The financial information contained in this Interim Statement has been prepared
using International Financial Reporting Standards. The accounting policies used
in preparation of the Interim Statement are the same accounting policies set out
in the year ended 31st March 2006 financial statements. This Interim Statement
does not constitute statutory accounts as defined by Section 240 of the
Companies Act 1985. The financial information for the year ended 31st March 2006
is based on the statutory accounts for the financial year ended 31st March 2006
that have been filed with the Registrar of Companies and on which the auditors
gave an unqualified audit opinion.
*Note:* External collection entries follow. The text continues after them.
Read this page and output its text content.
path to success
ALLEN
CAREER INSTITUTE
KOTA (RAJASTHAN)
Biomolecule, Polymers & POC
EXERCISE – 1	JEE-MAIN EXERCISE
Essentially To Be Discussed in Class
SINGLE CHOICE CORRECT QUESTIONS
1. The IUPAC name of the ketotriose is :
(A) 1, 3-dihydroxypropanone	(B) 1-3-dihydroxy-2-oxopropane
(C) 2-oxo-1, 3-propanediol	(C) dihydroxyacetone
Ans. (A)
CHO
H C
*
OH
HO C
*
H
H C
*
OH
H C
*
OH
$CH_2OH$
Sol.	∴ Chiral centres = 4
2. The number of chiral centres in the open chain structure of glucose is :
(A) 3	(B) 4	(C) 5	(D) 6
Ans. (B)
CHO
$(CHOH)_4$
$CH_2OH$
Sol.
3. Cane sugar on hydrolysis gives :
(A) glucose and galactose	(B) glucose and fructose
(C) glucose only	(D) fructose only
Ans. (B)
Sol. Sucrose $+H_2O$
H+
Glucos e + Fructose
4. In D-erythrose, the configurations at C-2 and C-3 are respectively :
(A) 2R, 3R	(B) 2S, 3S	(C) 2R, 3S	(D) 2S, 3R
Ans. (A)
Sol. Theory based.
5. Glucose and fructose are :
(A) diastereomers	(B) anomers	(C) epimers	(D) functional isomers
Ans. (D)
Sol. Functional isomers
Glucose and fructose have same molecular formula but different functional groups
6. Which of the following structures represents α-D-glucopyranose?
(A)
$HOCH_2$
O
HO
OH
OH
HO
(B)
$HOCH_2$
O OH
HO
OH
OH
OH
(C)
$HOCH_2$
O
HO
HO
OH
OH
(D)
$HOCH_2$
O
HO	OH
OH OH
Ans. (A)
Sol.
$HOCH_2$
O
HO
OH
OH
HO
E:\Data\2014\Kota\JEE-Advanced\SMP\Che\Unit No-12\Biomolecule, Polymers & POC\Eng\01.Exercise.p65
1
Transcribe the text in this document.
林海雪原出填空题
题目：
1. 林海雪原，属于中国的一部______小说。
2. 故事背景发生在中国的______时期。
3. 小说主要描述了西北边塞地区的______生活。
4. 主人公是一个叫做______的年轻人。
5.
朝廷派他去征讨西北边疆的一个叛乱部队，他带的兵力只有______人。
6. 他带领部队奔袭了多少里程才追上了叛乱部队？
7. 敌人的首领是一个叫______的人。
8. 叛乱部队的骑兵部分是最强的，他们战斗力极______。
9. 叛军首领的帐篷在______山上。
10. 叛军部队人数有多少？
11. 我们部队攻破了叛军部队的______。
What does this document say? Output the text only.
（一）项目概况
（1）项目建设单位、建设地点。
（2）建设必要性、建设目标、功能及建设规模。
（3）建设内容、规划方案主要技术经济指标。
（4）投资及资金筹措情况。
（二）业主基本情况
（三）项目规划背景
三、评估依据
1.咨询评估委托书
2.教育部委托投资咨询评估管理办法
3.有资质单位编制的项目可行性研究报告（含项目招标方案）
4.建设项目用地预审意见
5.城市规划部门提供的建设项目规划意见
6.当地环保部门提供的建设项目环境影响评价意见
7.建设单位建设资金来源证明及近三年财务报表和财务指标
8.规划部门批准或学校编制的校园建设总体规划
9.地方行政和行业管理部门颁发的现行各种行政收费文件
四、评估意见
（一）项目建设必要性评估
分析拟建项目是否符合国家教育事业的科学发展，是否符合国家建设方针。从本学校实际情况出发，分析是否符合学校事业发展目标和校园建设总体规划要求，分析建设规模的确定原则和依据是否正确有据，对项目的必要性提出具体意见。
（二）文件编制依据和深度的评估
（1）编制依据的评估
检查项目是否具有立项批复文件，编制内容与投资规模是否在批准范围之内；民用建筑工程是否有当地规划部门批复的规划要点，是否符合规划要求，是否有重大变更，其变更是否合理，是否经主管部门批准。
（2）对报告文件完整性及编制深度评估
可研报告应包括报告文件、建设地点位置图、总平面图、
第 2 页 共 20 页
The auditors report on those accounts did not
contain a statement under section 237(2) or (3) of the Companies Act 1985.
All shareholders will be sent a copy of this Interim Statement which can also be
obtained from the company's registered office at Oval Park, Maldon, Essex CM9
6WG, England.
2. Dividend
The directors do not recommend the payment of an interim dividend.
3. Income tax
The directors consider that tax will be payable at varying rates according to
the country of incorporation of a subsidiary and have provided on that basis.
Deferred taxation is not reassessed at the interim stage.
6 Months End 6 Months End 12 Months End
30/09/06 30/09/05 31/03/06
£'000 £'000 £'000
UK income tax - 172 474
Overseas income tax 100 (422) (452)
Total current tax 100 (250) 22
Deferred tax - - (875)
Reported income tax 100 (250) (853)
4. Earnings per share
The calculation of basic earnings per share is based on the profit attributable
to shareholders for the period and on the following weighted average number of
shares in issue:
Ordinary 5p shares
Weighted Average Number Diluted
Number
6 months ended 30th September 2006 14,919,839 14,919,839
6 months ended 30th September 2005 14,891,212 15,004,914
12 months ended 31st March 2006 14,892,052 14,904,918
The calculation for diluted earnings per share takes into consideration 721,630
of shares under option at 30th September 2006.
5. Retirement benefit obligations
The directors have not obtained an actuarial report in respect of the defined
benefit pension scheme for the purpose of this Interim Statement.